I pick a total stranger, recommended by an ex-colleage I rarely talk to but bump into one day. Big, impressive company; impressive, work ethic; impressive furniture; impressive secretary who calls and makes me feel cared for. I give him my money.

I tell a friend, an ex-math teacher and retired school administrator, who hears me out and says, “Good.” I don’t know he is a free-lance financial advisor. He doesn’t identify himself that way. He just says, “Good,” and because he majored in math and talks in numbers, I am comforted.
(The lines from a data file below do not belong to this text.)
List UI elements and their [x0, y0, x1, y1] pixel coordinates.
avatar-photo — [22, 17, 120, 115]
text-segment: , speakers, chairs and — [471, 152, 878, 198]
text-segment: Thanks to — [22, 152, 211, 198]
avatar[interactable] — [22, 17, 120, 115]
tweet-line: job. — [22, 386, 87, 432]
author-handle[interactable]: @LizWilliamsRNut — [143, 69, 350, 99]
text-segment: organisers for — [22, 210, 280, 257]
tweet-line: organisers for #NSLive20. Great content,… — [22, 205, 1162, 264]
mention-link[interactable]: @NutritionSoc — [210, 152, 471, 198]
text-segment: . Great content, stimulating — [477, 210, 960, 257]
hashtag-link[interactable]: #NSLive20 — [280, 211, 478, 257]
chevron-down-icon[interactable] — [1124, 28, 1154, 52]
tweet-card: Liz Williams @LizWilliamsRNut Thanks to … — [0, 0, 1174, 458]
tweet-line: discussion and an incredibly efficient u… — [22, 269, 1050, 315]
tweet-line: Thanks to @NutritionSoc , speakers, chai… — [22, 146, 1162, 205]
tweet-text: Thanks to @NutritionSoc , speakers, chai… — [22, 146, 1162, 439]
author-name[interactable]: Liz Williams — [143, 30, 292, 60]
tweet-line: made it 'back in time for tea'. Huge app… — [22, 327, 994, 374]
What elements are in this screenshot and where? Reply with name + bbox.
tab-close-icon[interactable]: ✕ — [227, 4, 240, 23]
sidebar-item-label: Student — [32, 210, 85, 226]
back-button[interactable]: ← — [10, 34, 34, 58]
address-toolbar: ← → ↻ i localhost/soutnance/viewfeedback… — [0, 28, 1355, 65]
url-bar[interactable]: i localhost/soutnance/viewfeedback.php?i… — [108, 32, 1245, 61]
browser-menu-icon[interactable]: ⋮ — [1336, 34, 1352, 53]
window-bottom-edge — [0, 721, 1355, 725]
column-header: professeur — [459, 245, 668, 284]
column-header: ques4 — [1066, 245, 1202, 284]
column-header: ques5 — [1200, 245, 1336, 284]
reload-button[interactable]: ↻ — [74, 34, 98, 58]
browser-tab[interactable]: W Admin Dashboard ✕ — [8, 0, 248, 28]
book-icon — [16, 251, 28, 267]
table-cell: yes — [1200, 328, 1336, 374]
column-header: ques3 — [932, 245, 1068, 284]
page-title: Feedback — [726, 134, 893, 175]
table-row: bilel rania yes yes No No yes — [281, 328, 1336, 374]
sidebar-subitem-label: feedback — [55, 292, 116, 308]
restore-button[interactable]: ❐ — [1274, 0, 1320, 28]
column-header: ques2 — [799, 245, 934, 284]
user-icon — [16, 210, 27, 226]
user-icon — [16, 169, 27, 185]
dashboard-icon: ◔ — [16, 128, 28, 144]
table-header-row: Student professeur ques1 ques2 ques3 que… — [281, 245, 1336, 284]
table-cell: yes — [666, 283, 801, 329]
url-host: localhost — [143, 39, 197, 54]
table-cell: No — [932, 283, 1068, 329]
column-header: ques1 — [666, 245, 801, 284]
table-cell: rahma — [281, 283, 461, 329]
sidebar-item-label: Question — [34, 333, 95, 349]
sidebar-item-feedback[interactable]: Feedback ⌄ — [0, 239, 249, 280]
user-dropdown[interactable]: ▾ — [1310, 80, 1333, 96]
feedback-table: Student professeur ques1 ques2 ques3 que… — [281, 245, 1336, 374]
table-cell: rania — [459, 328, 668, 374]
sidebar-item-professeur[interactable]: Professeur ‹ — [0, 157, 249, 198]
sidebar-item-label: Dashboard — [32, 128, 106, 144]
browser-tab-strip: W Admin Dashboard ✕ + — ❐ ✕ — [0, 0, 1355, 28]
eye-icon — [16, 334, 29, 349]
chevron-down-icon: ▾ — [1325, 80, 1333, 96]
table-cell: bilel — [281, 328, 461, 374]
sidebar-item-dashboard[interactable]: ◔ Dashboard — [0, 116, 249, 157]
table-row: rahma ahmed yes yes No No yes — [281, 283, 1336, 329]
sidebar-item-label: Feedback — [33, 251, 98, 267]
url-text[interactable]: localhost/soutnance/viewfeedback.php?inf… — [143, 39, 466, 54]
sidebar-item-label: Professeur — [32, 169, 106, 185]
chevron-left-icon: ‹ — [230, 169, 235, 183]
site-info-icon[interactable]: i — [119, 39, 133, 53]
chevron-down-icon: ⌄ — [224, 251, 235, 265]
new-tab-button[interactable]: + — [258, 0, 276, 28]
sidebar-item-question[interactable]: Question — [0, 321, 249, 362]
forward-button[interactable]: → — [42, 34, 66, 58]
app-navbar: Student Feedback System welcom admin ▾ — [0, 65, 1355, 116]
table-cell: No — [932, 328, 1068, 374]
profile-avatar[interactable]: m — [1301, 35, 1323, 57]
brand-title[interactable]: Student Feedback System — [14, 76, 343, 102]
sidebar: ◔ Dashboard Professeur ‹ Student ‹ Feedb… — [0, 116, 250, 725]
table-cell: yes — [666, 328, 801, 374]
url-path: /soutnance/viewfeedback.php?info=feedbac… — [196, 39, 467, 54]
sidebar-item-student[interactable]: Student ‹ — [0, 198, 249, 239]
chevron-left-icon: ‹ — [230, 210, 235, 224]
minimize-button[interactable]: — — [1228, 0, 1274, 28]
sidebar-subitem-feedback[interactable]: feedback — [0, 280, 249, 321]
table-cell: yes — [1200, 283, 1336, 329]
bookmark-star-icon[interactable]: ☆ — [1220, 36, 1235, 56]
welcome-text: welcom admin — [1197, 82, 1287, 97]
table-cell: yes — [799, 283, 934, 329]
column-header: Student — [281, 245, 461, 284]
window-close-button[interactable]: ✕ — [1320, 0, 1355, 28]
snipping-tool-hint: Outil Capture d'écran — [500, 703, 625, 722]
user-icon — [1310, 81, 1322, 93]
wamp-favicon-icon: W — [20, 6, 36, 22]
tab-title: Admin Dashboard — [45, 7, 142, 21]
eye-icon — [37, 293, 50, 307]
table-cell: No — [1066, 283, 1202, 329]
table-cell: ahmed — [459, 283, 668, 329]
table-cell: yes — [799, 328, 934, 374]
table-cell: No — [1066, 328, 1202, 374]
A few years later, my, “financial advisor,” whom I do not know, switches to another big, impressive company. He asks me—and, presumably, every other of his customers—to switch impressive companies with him.

I balk.

I don’t know this guy.

Now, the impressive company who used to employ my guy sends two (two?) strange guys to take me out to lunch to talk me into abandoning the first guy and staying with them.

Me.

I have three strange guys and two impressive companies wanting to take care of me.

I return to the friend to ask him what I should do. He looks at my papers, which I never look at, and he says my guy has been, “pretty good” to me.

I plead: “Look, save me. Even if my guy is pretty good, I don’t even know him.”

My friend takes over all my stuff. He explains that he’s putting more than half into an account that will earn something like 5 per cent, no matter what happens. He explains all kinds of other stuff I know I’ll never remember, but I am happy.

A few months go by. There’s a big recession. I am spared. Another year; I have a colossal stroke.

But, I can retire, if I want, because my money, which I had a problem with, is okay.